His personal fortune, estimated at £250 million in the latest ‘rich list’, will be dented by the episode, but won’t be wiped out. So should we feel sorry for him? Perhaps not, but I think we might give him the benefit of the doubt. In a long career as a risk-taker in the catering sector he has owned enjoyable eateries from Pizza Express to Le Caprice, made money for many investors beside himself, and given encouragement to a generation of younger would-be business builders. When I spoke to him about The Spectator’s Economic Disruptor of the Year Awards, he talked of the key ability of entrepreneurs to ‘pivot’ swiftly when real-world circumstances change. He certainly needs to do that at Patisserie Valerie. I hope it survives.

A message from BT

Readers who contributed tales of woe to the ‘broadband dossier’ I delivered to BT chairman Jan du Plessis last month must have wondered whether our 15,000-word document provoked any reaction at all, or had perhaps been referred to a call centre in Bangalore. Well, I’m pleased to report that action is in hand. Gavin Patterson — the BT chief executive whose departure was announced in June and whose successor will be revealed any day now — writes to say he and his chairman have both read the dossier and taken it seriously: ‘However uncomfortable it is for us to read of instances where we have not met the standards your readers rightly expect of us, their input is invaluable and we will treat it with the respect and response you would expect.’

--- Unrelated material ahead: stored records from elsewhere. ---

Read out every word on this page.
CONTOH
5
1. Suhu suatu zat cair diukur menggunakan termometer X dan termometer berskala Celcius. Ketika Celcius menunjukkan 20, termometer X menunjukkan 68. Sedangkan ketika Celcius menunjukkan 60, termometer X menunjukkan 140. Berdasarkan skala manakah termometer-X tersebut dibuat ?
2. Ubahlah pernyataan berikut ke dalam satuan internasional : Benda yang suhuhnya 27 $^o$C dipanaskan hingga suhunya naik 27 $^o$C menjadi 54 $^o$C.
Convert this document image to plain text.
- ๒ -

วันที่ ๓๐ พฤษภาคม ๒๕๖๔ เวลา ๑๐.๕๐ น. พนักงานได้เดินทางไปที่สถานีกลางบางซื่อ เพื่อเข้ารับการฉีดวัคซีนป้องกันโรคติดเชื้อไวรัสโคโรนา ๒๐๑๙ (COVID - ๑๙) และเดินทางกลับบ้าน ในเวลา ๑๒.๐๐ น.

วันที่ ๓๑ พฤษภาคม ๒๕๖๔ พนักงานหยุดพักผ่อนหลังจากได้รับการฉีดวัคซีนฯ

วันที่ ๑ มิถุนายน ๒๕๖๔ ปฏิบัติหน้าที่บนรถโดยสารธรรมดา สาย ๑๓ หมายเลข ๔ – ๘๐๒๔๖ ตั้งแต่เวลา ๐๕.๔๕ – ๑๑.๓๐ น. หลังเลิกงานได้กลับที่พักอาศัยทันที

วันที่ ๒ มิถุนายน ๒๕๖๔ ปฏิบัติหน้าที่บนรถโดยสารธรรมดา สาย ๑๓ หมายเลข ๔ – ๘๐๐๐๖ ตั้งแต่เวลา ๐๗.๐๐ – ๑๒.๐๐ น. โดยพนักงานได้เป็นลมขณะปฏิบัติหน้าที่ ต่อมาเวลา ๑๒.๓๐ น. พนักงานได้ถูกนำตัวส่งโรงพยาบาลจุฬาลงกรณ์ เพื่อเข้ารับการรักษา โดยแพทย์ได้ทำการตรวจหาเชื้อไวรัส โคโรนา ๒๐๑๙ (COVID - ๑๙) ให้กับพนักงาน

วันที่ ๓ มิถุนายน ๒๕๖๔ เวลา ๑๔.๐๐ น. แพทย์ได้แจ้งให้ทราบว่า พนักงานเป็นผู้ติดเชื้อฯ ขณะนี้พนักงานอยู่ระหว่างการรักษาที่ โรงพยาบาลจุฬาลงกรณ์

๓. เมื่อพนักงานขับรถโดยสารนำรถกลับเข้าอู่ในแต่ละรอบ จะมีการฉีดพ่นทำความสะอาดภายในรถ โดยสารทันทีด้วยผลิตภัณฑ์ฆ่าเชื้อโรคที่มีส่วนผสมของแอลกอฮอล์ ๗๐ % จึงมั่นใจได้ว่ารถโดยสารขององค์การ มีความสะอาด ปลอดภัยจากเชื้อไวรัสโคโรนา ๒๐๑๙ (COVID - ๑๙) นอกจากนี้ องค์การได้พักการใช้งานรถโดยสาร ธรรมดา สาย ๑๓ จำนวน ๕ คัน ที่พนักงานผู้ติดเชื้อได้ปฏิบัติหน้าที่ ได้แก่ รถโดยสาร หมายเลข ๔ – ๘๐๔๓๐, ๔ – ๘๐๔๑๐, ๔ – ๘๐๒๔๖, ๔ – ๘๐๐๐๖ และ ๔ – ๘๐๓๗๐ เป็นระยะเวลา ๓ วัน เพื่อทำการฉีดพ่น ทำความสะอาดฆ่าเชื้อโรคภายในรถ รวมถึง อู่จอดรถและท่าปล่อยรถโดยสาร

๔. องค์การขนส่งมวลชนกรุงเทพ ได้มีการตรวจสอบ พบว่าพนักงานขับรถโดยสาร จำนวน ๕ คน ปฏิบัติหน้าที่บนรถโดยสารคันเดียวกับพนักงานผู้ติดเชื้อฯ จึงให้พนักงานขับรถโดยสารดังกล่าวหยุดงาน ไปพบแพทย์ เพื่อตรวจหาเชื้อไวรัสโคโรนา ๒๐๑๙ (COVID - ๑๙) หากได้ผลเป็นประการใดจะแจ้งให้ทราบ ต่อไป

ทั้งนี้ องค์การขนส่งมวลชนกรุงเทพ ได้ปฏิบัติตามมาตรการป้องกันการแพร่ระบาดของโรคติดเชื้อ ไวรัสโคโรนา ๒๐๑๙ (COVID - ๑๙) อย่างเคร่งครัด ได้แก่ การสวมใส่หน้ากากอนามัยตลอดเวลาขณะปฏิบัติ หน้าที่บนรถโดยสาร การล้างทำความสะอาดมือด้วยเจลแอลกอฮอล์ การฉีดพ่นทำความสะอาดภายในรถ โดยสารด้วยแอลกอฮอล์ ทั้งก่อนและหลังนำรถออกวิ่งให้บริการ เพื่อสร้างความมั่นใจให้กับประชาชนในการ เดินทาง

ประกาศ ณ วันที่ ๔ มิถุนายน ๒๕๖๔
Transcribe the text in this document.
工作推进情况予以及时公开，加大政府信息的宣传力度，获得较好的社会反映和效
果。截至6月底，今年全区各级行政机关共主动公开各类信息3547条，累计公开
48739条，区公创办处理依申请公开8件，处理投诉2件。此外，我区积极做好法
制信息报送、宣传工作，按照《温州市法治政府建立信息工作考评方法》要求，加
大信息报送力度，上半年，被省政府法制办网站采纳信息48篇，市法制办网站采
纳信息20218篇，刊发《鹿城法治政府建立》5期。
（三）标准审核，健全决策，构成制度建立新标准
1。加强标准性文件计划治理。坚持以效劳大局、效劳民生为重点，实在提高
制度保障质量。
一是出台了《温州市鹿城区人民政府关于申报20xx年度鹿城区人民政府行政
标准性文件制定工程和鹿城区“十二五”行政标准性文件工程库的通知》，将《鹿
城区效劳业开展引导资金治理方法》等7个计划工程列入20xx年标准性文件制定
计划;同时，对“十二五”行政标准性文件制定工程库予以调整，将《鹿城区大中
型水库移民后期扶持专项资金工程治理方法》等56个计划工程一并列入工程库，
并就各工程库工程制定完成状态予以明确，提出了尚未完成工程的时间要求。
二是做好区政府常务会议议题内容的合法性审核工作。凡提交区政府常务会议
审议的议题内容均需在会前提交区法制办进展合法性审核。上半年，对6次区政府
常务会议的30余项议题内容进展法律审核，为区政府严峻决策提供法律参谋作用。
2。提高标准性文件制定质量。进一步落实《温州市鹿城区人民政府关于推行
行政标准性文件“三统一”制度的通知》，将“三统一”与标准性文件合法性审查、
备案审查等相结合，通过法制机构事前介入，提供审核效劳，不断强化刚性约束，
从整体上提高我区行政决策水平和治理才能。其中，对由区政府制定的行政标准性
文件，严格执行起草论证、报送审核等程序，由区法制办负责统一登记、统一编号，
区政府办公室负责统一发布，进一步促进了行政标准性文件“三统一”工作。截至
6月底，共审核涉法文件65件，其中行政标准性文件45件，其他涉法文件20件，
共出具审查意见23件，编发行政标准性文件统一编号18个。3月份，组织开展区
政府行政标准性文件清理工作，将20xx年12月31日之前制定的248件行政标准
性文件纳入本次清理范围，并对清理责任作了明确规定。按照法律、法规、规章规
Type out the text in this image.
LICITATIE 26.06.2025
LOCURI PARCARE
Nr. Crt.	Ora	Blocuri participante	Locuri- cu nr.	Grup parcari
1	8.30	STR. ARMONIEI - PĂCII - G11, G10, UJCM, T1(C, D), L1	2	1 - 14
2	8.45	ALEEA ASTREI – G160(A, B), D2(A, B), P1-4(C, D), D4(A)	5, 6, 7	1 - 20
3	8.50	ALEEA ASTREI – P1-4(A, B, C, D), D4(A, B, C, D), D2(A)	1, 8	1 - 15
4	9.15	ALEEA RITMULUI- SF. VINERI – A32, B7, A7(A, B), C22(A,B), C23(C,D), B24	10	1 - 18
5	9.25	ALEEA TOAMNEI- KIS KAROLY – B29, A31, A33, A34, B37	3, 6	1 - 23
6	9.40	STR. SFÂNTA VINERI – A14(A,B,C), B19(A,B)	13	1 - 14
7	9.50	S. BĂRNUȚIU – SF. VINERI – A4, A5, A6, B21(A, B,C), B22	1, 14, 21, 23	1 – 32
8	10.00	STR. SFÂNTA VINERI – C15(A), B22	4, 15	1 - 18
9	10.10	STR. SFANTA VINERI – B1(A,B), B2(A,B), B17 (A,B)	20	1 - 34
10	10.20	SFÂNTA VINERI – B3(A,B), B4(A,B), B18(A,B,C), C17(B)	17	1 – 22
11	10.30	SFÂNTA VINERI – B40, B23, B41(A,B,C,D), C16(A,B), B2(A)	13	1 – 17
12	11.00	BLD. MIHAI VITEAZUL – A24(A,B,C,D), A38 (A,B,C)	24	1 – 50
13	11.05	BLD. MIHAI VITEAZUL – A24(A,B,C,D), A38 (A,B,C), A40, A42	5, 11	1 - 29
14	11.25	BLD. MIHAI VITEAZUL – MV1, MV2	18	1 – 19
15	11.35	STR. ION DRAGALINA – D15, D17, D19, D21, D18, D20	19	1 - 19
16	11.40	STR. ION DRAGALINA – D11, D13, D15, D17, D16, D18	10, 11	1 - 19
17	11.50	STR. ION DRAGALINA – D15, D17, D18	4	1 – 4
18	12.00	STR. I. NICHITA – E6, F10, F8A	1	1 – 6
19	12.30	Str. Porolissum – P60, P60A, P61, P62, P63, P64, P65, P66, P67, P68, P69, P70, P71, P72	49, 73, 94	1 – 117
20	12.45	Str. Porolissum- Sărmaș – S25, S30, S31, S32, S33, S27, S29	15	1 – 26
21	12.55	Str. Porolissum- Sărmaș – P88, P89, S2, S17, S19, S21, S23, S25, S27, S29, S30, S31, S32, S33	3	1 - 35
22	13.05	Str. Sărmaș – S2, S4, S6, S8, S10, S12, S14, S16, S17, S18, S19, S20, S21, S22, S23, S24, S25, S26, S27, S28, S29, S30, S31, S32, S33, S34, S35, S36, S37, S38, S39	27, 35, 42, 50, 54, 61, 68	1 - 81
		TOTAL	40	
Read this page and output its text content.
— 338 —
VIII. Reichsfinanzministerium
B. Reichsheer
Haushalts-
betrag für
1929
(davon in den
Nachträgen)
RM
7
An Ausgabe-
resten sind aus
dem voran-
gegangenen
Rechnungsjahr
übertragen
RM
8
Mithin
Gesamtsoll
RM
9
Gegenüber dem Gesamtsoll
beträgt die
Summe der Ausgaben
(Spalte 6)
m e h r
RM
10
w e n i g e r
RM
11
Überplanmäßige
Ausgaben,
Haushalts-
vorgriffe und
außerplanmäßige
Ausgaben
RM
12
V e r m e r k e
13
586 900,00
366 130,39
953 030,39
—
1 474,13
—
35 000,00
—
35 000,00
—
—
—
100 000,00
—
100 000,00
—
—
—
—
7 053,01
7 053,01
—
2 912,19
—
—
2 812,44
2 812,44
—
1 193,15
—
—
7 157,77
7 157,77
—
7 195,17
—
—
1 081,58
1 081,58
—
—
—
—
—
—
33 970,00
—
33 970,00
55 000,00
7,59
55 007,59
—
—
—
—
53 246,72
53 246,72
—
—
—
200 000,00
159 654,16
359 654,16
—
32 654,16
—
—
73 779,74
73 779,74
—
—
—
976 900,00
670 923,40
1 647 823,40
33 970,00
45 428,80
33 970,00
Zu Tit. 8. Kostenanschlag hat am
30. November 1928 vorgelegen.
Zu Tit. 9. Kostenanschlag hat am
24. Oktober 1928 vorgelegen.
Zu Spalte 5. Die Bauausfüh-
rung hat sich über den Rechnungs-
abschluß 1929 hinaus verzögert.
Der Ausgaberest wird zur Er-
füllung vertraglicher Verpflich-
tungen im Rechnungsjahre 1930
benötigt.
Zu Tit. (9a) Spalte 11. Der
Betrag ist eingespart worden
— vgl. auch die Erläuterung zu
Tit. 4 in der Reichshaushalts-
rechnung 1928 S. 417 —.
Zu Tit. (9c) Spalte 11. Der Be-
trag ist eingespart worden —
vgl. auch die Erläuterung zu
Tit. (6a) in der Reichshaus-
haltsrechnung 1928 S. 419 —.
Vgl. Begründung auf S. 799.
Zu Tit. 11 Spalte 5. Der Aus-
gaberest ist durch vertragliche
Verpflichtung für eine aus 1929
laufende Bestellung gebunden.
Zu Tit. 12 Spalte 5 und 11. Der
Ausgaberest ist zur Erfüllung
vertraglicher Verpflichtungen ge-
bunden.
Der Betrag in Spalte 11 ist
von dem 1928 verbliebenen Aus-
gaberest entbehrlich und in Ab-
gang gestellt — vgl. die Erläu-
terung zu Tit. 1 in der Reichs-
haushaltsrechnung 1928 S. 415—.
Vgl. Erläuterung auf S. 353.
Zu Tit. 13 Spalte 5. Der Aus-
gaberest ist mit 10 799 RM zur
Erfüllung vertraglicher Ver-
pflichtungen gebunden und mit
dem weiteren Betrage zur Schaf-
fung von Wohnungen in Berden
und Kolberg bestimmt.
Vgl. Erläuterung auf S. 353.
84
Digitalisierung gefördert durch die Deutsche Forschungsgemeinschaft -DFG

Fine words butter no parsnips and make no better broadband speeds, I hear you say — but Patterson’s letter also details, for example, how BT has reversed a six-year rise in faults on the Openreach network and slashed the proportion of missed appointments by engineers. I’m not suggesting we should be collectively ready to give BT the benefit of the doubt, but I’ll try to ensure that this initial response translates into individual follow-up.

My Riyadh boycott

Saudi Arabian shares (of which there are 186 listed, with a combined value of around $450 billion) were also down by as much as 9 per cent at the beginning of the week, as investors worried about deteriorating international relations after the alleged killing of Jamal Khashoggi — but my man in the Riyadh camel market had no clever trading ideas to suggest, other than to buy faster camels. Meanwhile I’m shoulder to shoulder with Jamie Dimon of JPMorgan Chase and other titans in refusing to attend Crown Prince Mohammed bin Salman’s Future Finance Initiative conference next week. Indeed I’m virtuously ahead of the pack on this one, having shunned last year’s so-called ‘Davos in the Desert’ too. A formal invitation to this gathering of ‘visionary, innovative and renowned leaders’ from around the world arrived at 22 Old Queen Street from an official styling himself ‘His Excellency’ but I challenged it as bluntly as any veteran journalist should: ‘Is this a freebie?’ It wasn’t, so I didn’t go.